The failure mode you'll hit first

You'll wire everything up, run the dev server, type "my favorite color is octarine," and get a fluent, friendly response that does not mention storing anything. Open a new tab, ask what your favorite color is, and the agent will say it doesn't know. You'll assume Engram is broken.

It isn't. You forgot the system prompt, or the system prompt isn't being passed to streamText, or there's a typo and only half of it is loading. The model has the tools attached, sees they exist, and decides it doesn't need them because nothing in the conversation told it to. From outside it looks identical to a memory backend failure: no stored facts, no recall, agent acting amnesiac.

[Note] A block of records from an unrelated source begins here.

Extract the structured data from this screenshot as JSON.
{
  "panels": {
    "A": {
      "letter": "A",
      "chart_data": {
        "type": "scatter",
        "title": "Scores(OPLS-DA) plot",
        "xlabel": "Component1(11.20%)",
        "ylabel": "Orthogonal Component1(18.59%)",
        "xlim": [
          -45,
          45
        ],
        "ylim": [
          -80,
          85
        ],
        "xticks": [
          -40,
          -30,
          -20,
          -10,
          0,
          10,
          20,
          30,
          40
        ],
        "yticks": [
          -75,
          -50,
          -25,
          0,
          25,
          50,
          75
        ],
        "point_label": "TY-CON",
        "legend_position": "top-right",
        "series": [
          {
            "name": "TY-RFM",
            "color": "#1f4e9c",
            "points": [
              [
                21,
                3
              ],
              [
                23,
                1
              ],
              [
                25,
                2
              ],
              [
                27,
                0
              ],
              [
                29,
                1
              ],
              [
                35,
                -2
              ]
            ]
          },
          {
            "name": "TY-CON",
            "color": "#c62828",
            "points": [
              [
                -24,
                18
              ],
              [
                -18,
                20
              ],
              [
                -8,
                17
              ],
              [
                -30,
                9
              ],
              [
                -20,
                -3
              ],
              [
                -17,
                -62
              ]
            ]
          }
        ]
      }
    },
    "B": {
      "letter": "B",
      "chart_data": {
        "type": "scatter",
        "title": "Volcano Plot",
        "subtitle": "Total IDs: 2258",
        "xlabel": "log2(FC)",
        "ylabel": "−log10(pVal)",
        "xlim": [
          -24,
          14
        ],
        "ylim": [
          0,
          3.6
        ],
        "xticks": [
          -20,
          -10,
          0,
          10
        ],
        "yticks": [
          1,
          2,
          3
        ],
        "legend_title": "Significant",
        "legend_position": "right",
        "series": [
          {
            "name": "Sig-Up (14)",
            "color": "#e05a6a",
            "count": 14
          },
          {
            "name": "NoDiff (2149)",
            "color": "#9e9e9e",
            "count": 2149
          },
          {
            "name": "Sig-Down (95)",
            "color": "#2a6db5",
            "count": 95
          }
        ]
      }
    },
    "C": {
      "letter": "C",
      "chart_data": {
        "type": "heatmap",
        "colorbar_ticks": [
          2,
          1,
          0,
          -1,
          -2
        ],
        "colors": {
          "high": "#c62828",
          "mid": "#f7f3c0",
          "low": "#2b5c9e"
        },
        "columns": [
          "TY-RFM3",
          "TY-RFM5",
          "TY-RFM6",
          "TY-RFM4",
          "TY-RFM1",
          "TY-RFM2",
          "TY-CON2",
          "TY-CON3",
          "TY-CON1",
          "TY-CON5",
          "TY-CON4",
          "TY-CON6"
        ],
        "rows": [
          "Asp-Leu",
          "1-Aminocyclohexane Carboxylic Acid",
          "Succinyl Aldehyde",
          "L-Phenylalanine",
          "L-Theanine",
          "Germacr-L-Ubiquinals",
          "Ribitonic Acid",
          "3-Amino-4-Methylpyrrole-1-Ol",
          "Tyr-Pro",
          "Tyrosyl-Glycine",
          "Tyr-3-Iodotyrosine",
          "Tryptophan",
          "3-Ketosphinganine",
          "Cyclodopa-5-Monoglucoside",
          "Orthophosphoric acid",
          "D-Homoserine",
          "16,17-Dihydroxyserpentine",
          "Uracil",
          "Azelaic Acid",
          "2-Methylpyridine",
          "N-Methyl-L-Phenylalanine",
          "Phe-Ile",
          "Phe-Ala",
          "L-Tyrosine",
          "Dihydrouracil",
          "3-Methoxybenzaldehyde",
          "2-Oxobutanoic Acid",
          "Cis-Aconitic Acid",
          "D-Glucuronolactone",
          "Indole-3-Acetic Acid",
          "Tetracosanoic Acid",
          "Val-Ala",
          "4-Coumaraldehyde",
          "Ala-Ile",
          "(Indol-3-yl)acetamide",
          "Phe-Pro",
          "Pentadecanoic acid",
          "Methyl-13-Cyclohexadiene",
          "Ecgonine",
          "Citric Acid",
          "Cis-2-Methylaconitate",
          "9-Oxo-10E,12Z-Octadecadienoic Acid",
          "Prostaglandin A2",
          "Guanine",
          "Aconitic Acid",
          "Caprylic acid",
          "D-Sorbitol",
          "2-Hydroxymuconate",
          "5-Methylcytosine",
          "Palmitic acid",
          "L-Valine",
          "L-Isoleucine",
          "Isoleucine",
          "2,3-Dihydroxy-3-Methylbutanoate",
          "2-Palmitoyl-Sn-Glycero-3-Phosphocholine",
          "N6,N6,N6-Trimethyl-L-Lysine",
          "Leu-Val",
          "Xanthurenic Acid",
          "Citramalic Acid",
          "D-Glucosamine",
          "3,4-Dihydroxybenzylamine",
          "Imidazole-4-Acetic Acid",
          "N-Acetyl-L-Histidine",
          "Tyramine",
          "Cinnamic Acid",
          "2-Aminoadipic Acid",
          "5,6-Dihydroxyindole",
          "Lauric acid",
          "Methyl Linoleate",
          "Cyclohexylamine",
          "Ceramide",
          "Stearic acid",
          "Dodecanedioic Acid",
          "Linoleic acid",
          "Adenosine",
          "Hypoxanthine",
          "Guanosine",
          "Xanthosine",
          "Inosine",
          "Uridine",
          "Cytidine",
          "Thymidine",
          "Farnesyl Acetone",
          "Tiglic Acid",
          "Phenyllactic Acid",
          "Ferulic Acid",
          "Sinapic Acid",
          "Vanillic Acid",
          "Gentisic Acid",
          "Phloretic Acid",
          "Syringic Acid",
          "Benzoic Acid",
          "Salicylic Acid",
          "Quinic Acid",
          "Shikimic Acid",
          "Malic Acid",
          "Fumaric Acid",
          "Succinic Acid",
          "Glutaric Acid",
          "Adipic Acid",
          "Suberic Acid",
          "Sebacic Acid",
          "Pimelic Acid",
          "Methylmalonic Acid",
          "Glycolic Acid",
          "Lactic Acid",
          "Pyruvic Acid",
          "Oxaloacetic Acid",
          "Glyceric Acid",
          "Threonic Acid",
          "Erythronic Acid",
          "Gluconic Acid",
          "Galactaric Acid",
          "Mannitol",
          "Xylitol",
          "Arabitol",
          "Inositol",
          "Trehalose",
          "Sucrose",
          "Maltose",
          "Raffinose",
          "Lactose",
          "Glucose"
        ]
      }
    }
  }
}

The tell is in the response stream itself. If the model never emits a tool-call event, the problem is upstream of Engram. Log the assembled request right before streamText runs and confirm system is the full prompt string, not undefined or an empty default. Once the system prompt is actually attached, the loop closes on the first turn and the integration starts behaving like a memory-aware agent.

After it's running

Once the loop closes and the tool-call events are firing, open the Engram dashboard and let your agent run a few real conversations while you watch what it actually stores. That's where the rest of the work lives — tightening your system prompt against the noisy or near-duplicate memories you'll see in the first day or two, and at some point deciding whether to layer the profile endpoint (GET /v1/buckets/{id}/profile) on top for users who stick around long enough to accumulate one. The plumbing is done by now. Everything past it is product-specific.